In a talk to the State Bar Board of Trustees last month, British law professor and author Richard Susskind stayed true to his reputation as a legal industry disruptor.

Richard Susskind
Susskind

But the author of “The End of Lawyers?” did temper his remarks at the start by pointing out that the title of his book is in the form of question and not a statement.

“Otherwise, it’s a swift end to my career,” he said via live video feed from his study in London to the audience in the bar’s Los Angeles boardroom.

Susskind shared what he sees as the main drivers of change in the legal profession. Just as pro hockey legend Wayne Gretzky skates “to where the puck is going to be rather than where it has been,” legal regulators need to know where the profession is headed in order to do their jobs well, he said.

Recognizing that knowledge is at the heart of what lawyers do, attorneys need to find new, different and faster ways of delivering legal services, he said.

The first thing driving change in the legal profession is what Susskind calls “the more-for-less challenge.” Lawyers are under pressure to deliver more legal services at lower costs, leading to a fundamental shift in the way lawyers work.

“Clients don’t mind paying for expertise, but not for routine process work,” he said.
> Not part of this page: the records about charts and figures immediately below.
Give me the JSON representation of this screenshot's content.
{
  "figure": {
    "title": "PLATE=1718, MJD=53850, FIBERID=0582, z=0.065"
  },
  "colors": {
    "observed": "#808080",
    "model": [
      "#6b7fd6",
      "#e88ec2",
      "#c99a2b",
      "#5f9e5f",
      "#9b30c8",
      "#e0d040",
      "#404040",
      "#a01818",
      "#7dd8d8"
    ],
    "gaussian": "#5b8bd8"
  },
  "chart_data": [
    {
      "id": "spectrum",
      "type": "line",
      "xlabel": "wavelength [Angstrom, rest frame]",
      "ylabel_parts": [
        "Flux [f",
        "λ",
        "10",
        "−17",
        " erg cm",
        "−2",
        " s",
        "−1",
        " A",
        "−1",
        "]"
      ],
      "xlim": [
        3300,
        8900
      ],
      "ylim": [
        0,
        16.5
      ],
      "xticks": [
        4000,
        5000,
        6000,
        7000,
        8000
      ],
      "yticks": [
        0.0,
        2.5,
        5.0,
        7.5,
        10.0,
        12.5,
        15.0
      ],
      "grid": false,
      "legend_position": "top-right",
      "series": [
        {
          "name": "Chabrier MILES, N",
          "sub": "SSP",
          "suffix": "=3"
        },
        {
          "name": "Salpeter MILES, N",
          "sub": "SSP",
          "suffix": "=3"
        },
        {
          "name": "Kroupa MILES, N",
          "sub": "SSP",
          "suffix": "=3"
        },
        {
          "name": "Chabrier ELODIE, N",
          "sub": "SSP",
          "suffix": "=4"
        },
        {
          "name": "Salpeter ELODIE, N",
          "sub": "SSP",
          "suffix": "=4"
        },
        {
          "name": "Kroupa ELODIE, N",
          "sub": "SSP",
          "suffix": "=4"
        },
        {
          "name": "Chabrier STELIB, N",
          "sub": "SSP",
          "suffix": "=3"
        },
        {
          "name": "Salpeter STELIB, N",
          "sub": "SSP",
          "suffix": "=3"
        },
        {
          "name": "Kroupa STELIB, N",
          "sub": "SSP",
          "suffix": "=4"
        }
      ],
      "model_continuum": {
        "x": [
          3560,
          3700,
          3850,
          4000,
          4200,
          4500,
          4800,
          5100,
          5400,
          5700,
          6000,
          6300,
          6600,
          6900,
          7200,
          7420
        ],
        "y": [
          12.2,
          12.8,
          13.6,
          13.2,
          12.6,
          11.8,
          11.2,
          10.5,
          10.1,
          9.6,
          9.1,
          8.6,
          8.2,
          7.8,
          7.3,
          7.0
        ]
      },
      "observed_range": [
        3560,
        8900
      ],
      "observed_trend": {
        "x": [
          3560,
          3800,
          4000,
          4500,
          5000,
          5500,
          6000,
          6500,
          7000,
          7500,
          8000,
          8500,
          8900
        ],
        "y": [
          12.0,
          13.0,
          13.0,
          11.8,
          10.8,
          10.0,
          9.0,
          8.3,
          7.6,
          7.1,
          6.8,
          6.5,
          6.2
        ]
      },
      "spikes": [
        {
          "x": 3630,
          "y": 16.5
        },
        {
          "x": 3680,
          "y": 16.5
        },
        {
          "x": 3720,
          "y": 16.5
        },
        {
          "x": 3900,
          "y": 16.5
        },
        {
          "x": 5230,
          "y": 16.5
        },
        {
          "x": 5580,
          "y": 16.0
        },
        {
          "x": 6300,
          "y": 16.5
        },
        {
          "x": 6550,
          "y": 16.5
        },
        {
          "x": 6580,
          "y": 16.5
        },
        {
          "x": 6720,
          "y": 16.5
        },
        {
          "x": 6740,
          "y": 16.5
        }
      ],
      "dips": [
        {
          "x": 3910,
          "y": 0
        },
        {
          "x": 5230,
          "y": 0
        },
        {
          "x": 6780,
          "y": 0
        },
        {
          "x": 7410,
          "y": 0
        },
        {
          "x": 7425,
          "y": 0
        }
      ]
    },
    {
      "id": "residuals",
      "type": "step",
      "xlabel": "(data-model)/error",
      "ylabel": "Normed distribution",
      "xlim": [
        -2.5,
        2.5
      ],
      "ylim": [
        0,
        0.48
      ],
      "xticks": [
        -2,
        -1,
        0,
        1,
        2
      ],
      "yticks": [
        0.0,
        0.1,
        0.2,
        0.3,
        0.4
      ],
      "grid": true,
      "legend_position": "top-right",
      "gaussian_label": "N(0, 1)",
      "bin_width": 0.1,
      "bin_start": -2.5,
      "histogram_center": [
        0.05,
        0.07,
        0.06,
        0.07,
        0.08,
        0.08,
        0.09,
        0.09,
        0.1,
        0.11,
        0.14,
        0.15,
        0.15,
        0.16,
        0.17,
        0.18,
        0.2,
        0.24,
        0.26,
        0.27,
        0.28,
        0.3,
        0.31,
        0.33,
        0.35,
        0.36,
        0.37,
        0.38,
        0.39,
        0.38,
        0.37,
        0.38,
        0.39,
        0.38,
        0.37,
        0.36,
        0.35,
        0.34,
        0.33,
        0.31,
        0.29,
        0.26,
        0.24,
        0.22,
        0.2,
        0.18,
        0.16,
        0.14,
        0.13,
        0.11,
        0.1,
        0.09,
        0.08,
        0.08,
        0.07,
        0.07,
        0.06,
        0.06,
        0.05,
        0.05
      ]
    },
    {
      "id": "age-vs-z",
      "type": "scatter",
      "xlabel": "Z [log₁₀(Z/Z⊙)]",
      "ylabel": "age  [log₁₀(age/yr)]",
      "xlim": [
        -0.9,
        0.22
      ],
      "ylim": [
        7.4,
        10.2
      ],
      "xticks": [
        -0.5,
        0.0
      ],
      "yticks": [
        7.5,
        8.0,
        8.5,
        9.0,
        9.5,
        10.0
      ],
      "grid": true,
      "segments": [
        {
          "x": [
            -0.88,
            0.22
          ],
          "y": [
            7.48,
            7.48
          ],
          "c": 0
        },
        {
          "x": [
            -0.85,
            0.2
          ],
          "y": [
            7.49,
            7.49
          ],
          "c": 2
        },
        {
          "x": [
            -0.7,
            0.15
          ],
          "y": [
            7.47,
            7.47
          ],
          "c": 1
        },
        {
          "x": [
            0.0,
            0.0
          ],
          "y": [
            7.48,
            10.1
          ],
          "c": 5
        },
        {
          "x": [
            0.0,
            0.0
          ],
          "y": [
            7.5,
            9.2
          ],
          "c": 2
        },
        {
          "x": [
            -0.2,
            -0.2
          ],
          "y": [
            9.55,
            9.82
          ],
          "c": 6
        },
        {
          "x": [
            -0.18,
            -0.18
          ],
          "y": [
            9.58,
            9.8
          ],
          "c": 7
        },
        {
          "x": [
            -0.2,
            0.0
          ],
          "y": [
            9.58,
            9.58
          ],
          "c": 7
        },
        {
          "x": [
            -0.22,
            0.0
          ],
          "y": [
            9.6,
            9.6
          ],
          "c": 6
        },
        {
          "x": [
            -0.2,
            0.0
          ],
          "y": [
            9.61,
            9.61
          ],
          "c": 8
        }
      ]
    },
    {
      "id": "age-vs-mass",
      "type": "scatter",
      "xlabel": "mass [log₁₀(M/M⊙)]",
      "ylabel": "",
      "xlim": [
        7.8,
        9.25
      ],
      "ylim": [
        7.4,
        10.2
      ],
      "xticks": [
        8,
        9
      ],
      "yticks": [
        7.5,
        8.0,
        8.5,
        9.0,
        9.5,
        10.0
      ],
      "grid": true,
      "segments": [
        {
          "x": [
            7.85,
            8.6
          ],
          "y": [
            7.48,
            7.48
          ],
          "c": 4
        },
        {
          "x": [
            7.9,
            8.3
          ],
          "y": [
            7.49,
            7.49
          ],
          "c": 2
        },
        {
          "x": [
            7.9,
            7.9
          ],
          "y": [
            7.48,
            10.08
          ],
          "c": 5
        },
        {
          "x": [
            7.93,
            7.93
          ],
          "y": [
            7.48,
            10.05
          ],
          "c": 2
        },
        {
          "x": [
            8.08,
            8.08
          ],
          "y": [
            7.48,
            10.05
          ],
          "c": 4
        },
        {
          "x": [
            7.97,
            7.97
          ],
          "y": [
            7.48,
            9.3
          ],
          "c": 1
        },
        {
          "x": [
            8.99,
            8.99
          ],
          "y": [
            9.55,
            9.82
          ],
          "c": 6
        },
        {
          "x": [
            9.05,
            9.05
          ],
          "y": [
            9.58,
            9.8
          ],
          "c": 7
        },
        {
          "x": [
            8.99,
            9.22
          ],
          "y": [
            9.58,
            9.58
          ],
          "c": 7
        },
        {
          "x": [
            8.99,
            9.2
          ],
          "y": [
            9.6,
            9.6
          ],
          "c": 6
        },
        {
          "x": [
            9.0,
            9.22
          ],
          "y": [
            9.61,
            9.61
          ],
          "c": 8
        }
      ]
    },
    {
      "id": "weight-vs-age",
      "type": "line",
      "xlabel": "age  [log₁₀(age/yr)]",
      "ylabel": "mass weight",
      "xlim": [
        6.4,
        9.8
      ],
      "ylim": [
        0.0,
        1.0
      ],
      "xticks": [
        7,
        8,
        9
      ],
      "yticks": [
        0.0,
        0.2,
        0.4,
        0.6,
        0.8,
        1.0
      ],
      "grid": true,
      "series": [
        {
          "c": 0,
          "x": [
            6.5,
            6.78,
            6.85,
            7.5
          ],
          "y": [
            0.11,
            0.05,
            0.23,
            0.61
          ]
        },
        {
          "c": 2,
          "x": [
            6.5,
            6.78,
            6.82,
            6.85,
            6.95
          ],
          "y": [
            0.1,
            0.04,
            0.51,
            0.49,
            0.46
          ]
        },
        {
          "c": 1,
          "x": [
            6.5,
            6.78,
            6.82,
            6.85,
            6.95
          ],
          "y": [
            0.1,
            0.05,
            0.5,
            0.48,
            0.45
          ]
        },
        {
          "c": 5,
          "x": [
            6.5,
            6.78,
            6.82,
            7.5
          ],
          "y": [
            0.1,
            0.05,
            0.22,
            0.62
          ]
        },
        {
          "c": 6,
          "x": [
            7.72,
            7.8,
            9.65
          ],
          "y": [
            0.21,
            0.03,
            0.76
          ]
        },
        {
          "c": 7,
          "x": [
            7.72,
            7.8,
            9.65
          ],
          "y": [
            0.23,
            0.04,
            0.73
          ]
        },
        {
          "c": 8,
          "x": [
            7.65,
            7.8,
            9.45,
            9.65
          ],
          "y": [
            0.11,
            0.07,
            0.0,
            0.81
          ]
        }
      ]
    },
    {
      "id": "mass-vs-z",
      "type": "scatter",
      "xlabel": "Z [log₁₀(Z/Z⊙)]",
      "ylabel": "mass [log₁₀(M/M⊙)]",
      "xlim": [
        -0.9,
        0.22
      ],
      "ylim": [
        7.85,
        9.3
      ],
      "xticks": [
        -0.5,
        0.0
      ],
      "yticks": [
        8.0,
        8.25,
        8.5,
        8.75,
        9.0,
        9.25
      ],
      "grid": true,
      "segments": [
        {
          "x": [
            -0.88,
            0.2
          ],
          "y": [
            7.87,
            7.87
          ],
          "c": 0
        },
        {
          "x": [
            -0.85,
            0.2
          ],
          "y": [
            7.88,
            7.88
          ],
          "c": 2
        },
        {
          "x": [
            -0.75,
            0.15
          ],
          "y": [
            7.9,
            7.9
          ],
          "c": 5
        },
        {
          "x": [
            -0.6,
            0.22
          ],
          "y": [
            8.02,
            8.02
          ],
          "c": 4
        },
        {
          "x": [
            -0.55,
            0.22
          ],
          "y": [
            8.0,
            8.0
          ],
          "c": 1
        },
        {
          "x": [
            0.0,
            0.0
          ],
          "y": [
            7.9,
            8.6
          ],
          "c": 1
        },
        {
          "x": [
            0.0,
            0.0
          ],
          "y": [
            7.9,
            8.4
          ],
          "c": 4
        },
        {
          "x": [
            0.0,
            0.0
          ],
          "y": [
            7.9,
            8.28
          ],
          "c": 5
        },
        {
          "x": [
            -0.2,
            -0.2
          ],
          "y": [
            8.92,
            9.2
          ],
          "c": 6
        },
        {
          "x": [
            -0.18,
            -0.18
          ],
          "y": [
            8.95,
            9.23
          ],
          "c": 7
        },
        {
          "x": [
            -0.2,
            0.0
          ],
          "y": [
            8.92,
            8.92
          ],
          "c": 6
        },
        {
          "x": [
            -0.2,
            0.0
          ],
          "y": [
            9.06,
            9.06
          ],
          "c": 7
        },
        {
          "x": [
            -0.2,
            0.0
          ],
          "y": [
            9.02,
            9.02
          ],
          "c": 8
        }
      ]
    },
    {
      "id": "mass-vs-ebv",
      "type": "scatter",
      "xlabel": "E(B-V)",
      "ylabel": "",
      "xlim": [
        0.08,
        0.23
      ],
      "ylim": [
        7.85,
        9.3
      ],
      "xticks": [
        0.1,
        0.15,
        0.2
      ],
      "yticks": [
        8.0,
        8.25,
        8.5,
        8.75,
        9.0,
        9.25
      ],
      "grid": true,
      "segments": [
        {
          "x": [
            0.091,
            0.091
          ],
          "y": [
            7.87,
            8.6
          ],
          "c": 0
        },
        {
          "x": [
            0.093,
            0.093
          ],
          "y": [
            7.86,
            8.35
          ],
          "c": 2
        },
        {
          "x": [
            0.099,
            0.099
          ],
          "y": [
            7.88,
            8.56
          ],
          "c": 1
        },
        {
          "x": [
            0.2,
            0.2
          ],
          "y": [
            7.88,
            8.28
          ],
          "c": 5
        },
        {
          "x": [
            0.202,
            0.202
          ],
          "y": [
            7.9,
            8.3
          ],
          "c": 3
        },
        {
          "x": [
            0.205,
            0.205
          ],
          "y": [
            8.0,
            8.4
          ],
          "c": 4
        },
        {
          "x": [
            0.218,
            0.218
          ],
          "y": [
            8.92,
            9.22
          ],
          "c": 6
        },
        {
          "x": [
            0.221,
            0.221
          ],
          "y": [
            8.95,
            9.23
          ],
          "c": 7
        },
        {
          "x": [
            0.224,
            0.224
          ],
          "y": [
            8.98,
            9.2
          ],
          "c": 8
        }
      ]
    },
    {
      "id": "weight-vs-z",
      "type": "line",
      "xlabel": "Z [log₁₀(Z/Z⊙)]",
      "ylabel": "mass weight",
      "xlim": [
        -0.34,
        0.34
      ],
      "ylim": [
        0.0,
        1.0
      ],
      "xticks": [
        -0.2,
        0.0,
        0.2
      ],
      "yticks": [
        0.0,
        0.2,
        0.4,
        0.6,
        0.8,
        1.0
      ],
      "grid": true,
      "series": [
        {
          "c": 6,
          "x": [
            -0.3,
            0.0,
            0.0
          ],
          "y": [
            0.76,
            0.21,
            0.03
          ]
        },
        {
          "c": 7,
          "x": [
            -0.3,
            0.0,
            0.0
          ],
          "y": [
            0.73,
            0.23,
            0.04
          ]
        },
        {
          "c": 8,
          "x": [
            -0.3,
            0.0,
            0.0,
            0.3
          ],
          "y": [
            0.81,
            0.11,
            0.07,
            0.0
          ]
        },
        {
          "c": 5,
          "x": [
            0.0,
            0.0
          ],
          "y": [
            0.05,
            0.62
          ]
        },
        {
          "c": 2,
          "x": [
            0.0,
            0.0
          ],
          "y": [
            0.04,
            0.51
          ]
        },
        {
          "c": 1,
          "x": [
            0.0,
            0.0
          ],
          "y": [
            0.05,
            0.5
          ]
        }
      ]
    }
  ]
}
Although lawyers have traditionally relied on bespoke services, some legal services are getting standardized, systematized, packaged and commoditized, he said.

Legal work is being broken down into pieces for efficiency. Even the largest deals and bet-the-company lawsuits can be divided into tasks, not all of which need to be performed by lawyers, he said.

The second trend is liberalization. Other countries have allowed non-lawyers to invest and own legal businesses. However, the American Bar Association has so far declined to endorse passive equity investment in law firms and the public trading of shares in law firms.

Susskind sees alternative business structures – as long as they are regulated – as a way to increase access to justice.

“I believe we should survive and thrive as lawyers because we can add value with our knowledge and expertise in a way no one else can, rather than regulating others out,” he said. By not embracing this change, the U.S. is at a competitive disadvantage, he said.

The third disrupter is technology. Susskind, who in 1996 predicted that email would be the primary method of communicating with clients, said technological advances are moving at a remarkable rate.

If computer processing power continues to increase at its current pace, by 2020 a desktop computer will have the same processing power as the human brain, he said. One day, it will be faster than all of humanity combined. In 10 to 20 years, that technology could be used in the law.

“We have to keep an open mind,” he said.

This disruptive technology is challenging for lawyers, he said, but ultimately good for consumers.

New jobs for lawyers such as legal project managers and legal risk managers will emerge.

Several of the trustees asked about the role these changes will play in public protection.

Susskind urged them to move away from the assumption that non-attorneys or the use of technology itself poses a danger to the public. The better approach is to identify the risks to consumers and regulate those.

“I’m not saying it should be a free-for-all. I believe you have a vital role in shaping the legal profession,” he told the trustees. “The best way to predict the future is to invent it.”